Hi TypeDrawers!
Just figured out that salt and aalt features can doing the same substitution. What the difference between them and in which cases do I need use each of? For example, which one feature work better to allow the user to choice an alternate by selecting a character in the text?
feature salt {
sub A from [A A.alt1 A.alt2];
} salt;
feature aalt {
sub A from [A A.alt1 A.alt2];
} aalt;
0
Comments
sub g by g.salt;
in your aalt code you could just have the line
feature ss01;
The need for 'aalt' to even exist has been reduced by apps being smarter and constructing their own such lists from all other features.
So in most cases the right answer is:
- use whatever other feature you are thinking might be appropriate
- optionally use 'aalt' to include all substitutions you put in any other single substitution feature
feature salt;
feature ss01;
#feature liga;
} aalt;
sub A from [A A.alt1 A.alt2];
} salt;
sub A by A.alt1;
} ss01;
sub f i by fi;
} liga;
Note that the use of the feature keyword inside 'aalt' is just a convenience. It doesn't correspond to anything that actually exists in the GSUB table. The compiler generates a bunch of 'sub X from Y' substitutions drawing on the set of substitutions found in all the features listed inside aalt. If you're a masochist, you can create all these substitutions yourself.

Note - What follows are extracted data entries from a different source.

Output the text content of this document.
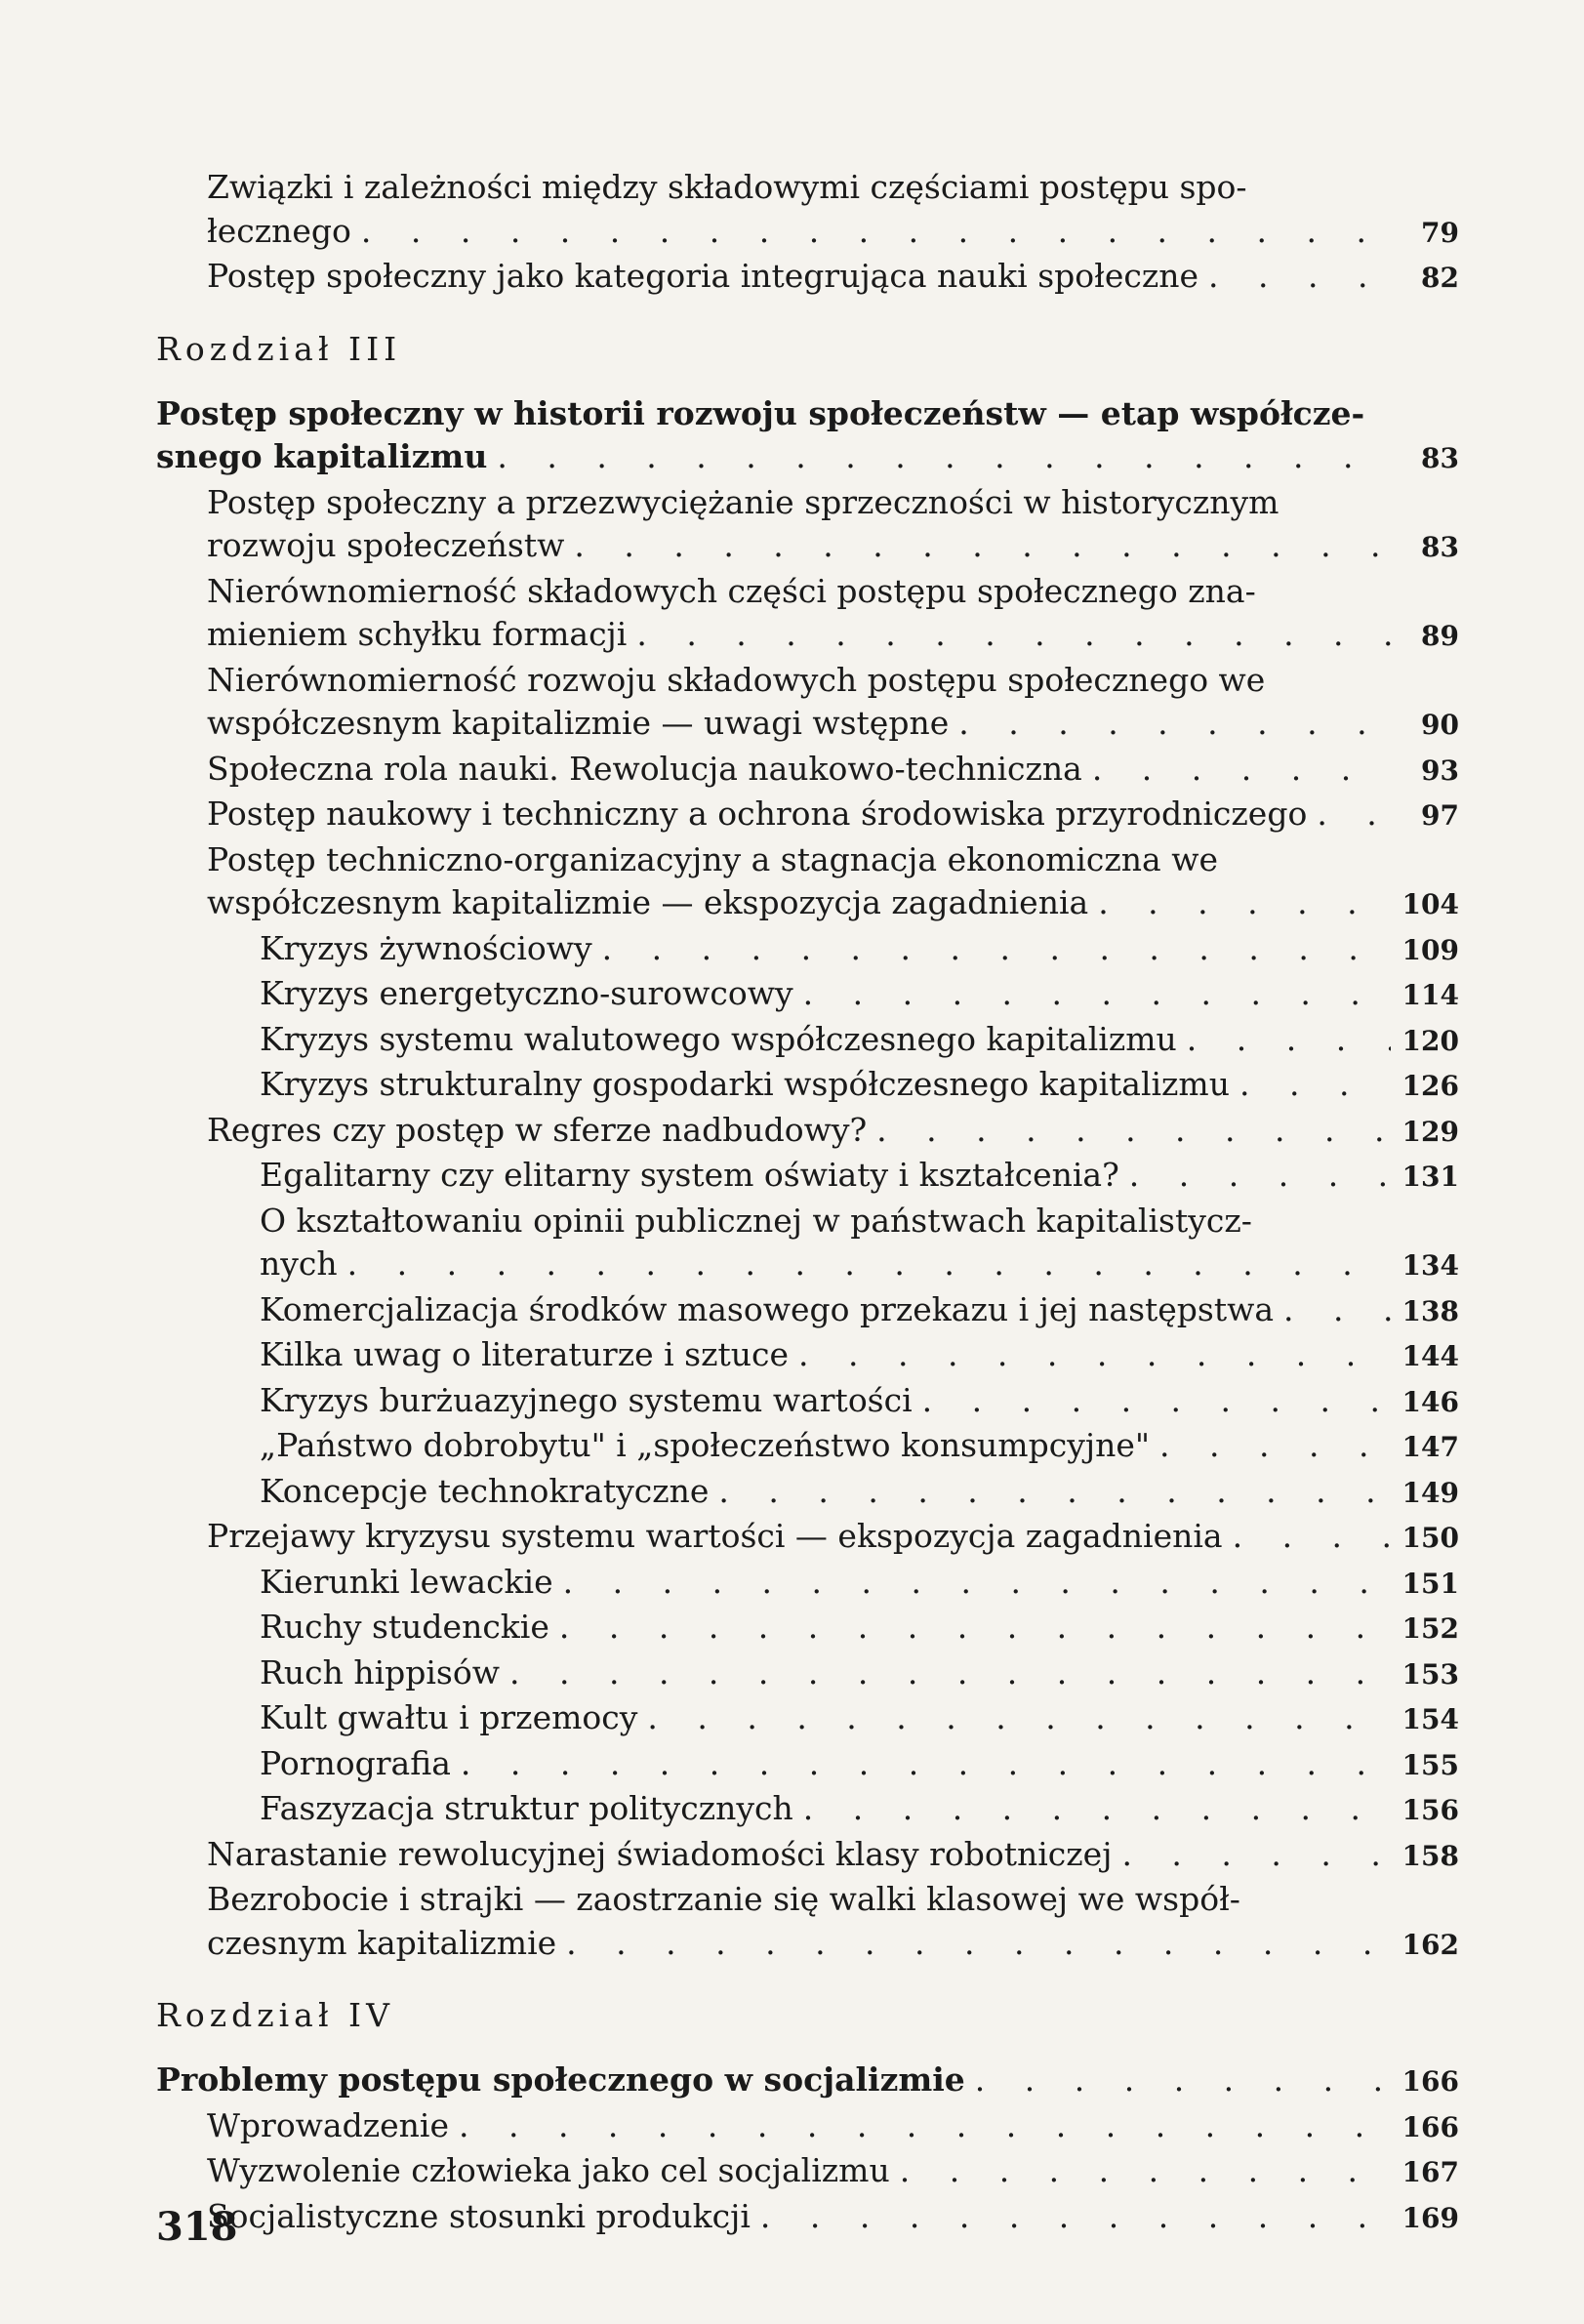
Związki i zależności między składowymi częściami postępu spo-
łecznego . . .	79
Postęp społeczny jako kategoria integrująca nauki społeczne . . .	82
Rozdział III
Postęp społeczny w historii rozwoju społeczeństw — etap współcze-
snego kapitalizmu . . .	83
Postęp społeczny a przezwyciężanie sprzeczności w historycznym
rozwoju społeczeństw . . .	83
Nierównomierność składowych części postępu społecznego zna-
mieniem schyłku formacji . . .	89
Nierównomierność rozwoju składowych postępu społecznego we
współczesnym kapitalizmie — uwagi wstępne . . .	90
Społeczna rola nauki. Rewolucja naukowo-techniczna . . .	93
Postęp naukowy i techniczny a ochrona środowiska przyrodniczego . . .	97
Postęp techniczno-organizacyjny a stagnacja ekonomiczna we
współczesnym kapitalizmie — ekspozycja zagadnienia . . .	104
Kryzys żywnościowy . . .	109
Kryzys energetyczno-surowcowy . . .	114
Kryzys systemu walutowego współczesnego kapitalizmu . . .	120
Kryzys strukturalny gospodarki współczesnego kapitalizmu . . .	126
Regres czy postęp w sferze nadbudowy? . . .	129
Egalitarny czy elitarny system oświaty i kształcenia? . . .	131
O kształtowaniu opinii publicznej w państwach kapitalistycz-
nych . . .	134
Komercjalizacja środków masowego przekazu i jej następstwa . . .	138
Kilka uwag o literaturze i sztuce . . .	144
Kryzys burżuazyjnego systemu wartości . . .	146
„Państwo dobrobytu" i „społeczeństwo konsumpcyjne" . . .	147
Koncepcje technokratyczne . . .	149
Przejawy kryzysu systemu wartości — ekspozycja zagadnienia . . .	150
Kierunki lewackie . . .	151
Ruchy studenckie . . .	152
Ruch hippisów . . .	153
Kult gwałtu i przemocy . . .	154
Pornografia . . .	155
Faszyzacja struktur politycznych . . .	156
Narastanie rewolucyjnej świadomości klasy robotniczej . . .	158
Bezrobocie i strajki — zaostrzanie się walki klasowej we współ-
czesnym kapitalizmie . . .	162
Rozdział IV
Problemy postępu społecznego w socjalizmie . . .	166
Wprowadzenie . . .	166
Wyzwolenie człowieka jako cel socjalizmu . . .	167
Socjalistyczne stosunki produkcji . . .	169
318
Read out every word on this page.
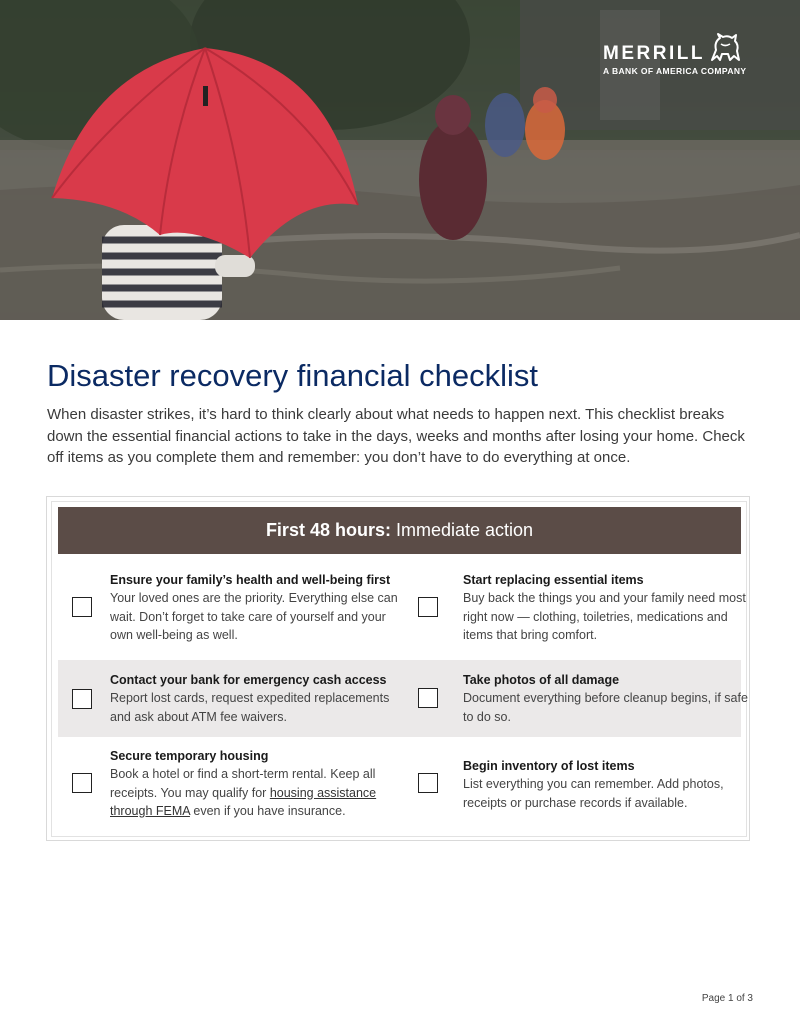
MERRILL
A BANK OF AMERICA COMPANY
Disaster recovery financial checklist

When disaster strikes, it’s hard to think clearly about what needs to happen next. This checklist breaks down the essential financial actions to take in the days, weeks and months after losing your home. Check off items as you complete them and remember: you don’t have to do everything at once.

First 48 hours: Immediate action
Ensure your family’s health and well-being first
Your loved ones are the priority. Everything else can wait. Don’t forget to take care of yourself and your own well-being as well.
Start replacing essential items
Buy back the things you and your family need most right now — clothing, toiletries, medications and items that bring comfort.
Contact your bank for emergency cash access
Report lost cards, request expedited replacements and ask about ATM fee waivers.
Take photos of all damage
Document everything before cleanup begins, if safe to do so.
Secure temporary housing
Book a hotel or find a short-term rental. Keep all receipts. You may qualify for housing assistance through FEMA even if you have insurance.
Begin inventory of lost items
List everything you can remember. Add photos, receipts or purchase records if available.
Page 1 of 3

If the features listed in 'aalt' include contextual substitutions, the contexts will be ignored. If they include ligature substitutions, those will be ignored altogether.
lookup foo {
sub a from [a.alt a.alt2];
} foo;
feature aalt {
feature salt;
} aalt;
feature salt {
lookup foo;
} salt;
At least in FontLab studio 5, the above will result in an empty 'aalt' feature, because any substitutions which occur in lookups declared outside of a feature block will not be included, even if those lookups are referred to in features blocks which are included in aalt. So you'd have to manually add the sub a from [a.alt alt2] to 'aalt'.
I don't know if things have changed in FontLab 7. I paid for FontLab 6, and hated it so much that I went back to FontLab 5.